J’ai passé près d’un an à chercher des repères. Je trimbalais ma solitude de week-end en week-end. Au début, j’attendais Monica. Les mois passaient et elle multipliait les excuses pour retarder sa venue. Elle avait trouvé un nouveau travail et me demandait de la comprendre, invoquant son épanouissement, son désir d’indépendance, ses projets personnels. Elle me fit enfin parvenir sa demande de divorce ; je demeurai seul et sans espoir dans une ville dont je ne comprenais pas le fonctionnement. Pour casser la monotonie de mes allers-retours entre l’appartement et l’entreprise, j’allais parfois au café avec Sacha, un collègue. Sa femme restait enfermée à la maison pendant qu’il courait les minettes ; la chair assouvie, il retournait chez lui prendre le repas qui l’attendait. Il était fier de son statut d’homme et se moquait de ce célibat forcé dont je ne profitais point ; cependant, je n’avais pas l’humeur de séduire les gamines de vingt ans dans les discos de Dubaï, ni de leur offrir le champagne et les paillettes d’une nuit au Sheraton.

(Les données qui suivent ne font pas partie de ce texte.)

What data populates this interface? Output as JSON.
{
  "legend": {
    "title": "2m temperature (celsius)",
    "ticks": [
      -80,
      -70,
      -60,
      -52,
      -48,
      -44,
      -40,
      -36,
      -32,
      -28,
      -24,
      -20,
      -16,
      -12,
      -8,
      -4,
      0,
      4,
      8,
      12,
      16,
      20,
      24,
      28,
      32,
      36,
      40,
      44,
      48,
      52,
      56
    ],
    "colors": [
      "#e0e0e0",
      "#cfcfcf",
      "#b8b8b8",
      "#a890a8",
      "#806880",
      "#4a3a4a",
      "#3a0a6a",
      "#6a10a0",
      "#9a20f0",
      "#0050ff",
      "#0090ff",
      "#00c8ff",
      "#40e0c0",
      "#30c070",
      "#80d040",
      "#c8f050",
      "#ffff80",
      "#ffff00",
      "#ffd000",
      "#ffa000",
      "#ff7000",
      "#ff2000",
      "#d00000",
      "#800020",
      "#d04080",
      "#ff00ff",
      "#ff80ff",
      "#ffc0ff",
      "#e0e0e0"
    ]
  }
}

D’autres collègues fréquentaient les bars des hôtels de luxe pourvus en prostituées de tous les coins du monde. Le marché flambait depuis l’arrivée de la base militaire française. Les filles étaient cotées selon leur origine : les Marocaines se faisaient payer chèrement pour leurs prétendues vertus magiques ; venaient ensuite les Slaves, les Libanaises et, au dernier rang, les Philippines réservées aux immigrés pakistanais ou aux expatriés fauchés. Sacha, bien renseigné, me parlait aussi du filon des hôtesses de la compagnie aérienne locale, toutes étrangères, qui vivaient dans un même immeuble pour le meilleur et pour le pire.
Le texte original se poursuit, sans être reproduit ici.